Any suggestion will be appreciated! The following is a MWE.
using DataFrames
testdata = DataFrame(A = 1:2, B=["M", "F"]);
function test1(df::DataFrame)
# doing some analysis here ...
z = Dict{Symbol, Any}()
z[:dataname] = :($df) # wish to save name of the DataFrame
return z
end
dict1 = test1(testdata);
display(dict1[:dataname]) # returns the entire dataset, not what I want
I thank @pdeffebach , @tomerarnon , @sijo , and @Tamas_Papp for spending time responding to my question. Really appreciated. They are all informative to me. The suggestion of @sijo is quite good, though if possible I’d prefer not to have the semicolon there so as to keep the API clean.
@Tamas_Papp 's suggestion is … deep to me! I am still new to Julia, and after playing the lines for a while I still couldn’t fathom how to use them in my workflow. The following shows my silly, useless effort in trying to understand the code. Could @Tamas_Papp kind enough to elaborate? Many thanks.
using DataFrames
testdata = DataFrame(A = 1:2, B=["M", "F"]);
function f(data::DataFrame)
res = sum(data[:, 1])
return res
end
mypair = ("my", testdata);
lift(named_df, f) = named_df[1] => f(named_df[2])
lift(mypair, f)
julia> lift(mypair, f)
"my" => 3
From the code you included I think you got the essence of my solution perfectly, so I am not sure what to elaborate on. Just write your transformation functions f and lift them.
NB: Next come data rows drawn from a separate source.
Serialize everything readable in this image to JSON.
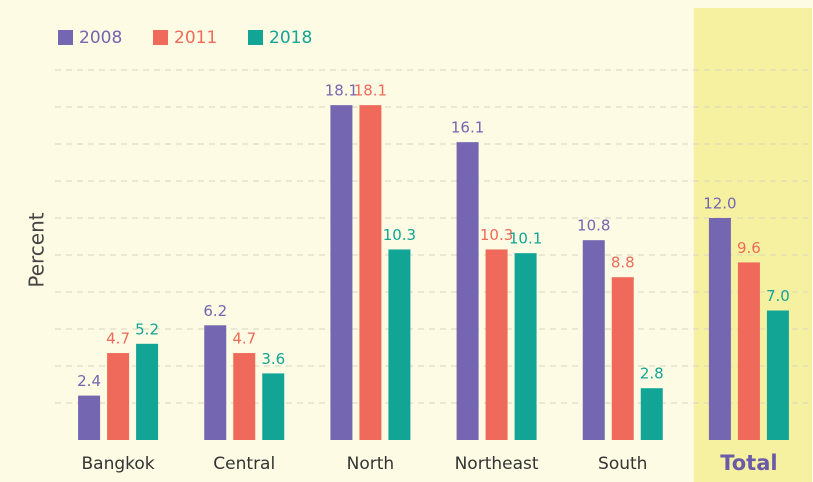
{
  "chart_data": {
    "type": "bar",
    "y_label": "Percent",
    "categories": [
      "Bangkok",
      "Central",
      "North",
      "Northeast",
      "South",
      "Total"
    ],
    "series": [
      {
        "name": "2008",
        "color": "#7466b0",
        "values": [
          2.4,
          6.2,
          18.1,
          16.1,
          10.8,
          12.0
        ],
        "value_labels": [
          "2.4",
          "6.2",
          "18.1",
          "16.1",
          "10.8",
          "12.0"
        ]
      },
      {
        "name": "2011",
        "color": "#ef6a5a",
        "values": [
          4.7,
          4.7,
          18.1,
          10.3,
          8.8,
          9.6
        ],
        "value_labels": [
          "4.7",
          "4.7",
          "18.1",
          "10.3",
          "8.8",
          "9.6"
        ]
      },
      {
        "name": "2018",
        "color": "#12a596",
        "values": [
          5.2,
          3.6,
          10.3,
          10.1,
          2.8,
          7.0
        ],
        "value_labels": [
          "5.2",
          "3.6",
          "10.3",
          "10.1",
          "2.8",
          "7.0"
        ]
      }
    ],
    "ylim": [
      0,
      22
    ],
    "highlight_index": 5,
    "legend": "top-left"
  }
}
I think the real solution is to keep your data frames in Dicts so that each one has a name attached to it, and that named is actually stored someplace instead of just being the variable name you use in global scope.
If I understand @Tamas_Papp correctly, this may suit your needs
using DataFrames
mydata = ("testdata" => DataFrame(A = 1:2, B=["M", "F"]))
# use mydata.first and mydata.second to refer to the Pair elements
function test(in::Pair{String, DataFrame})
df = in.second
df.C = 3:4 # do stuff with df
z = Dict{Symbol, Any}()
z[:dataname] = in.first # save name
z[:dataframe] = df # save dataframe
z[:pair] = in # save the pair if you like
return z
end
out = test(mydata)
out[:dataname]
out[:dataframe]
out[:pair]
mydata.second # changed as well
In dynamic languages, names are symbols that are bound to values or actual data objects: names are pointers to objects, objects don’t have names. In your example, the DataFrame is an object, Tamas suggested to use a Pair to collect a name (String) and the DataFrame object together.
Thank you all again for the suggestions and advice; I learned a lot. The examples of @DaymondLing and @sijo are particularly illustrative! I think I can figure out my solution now.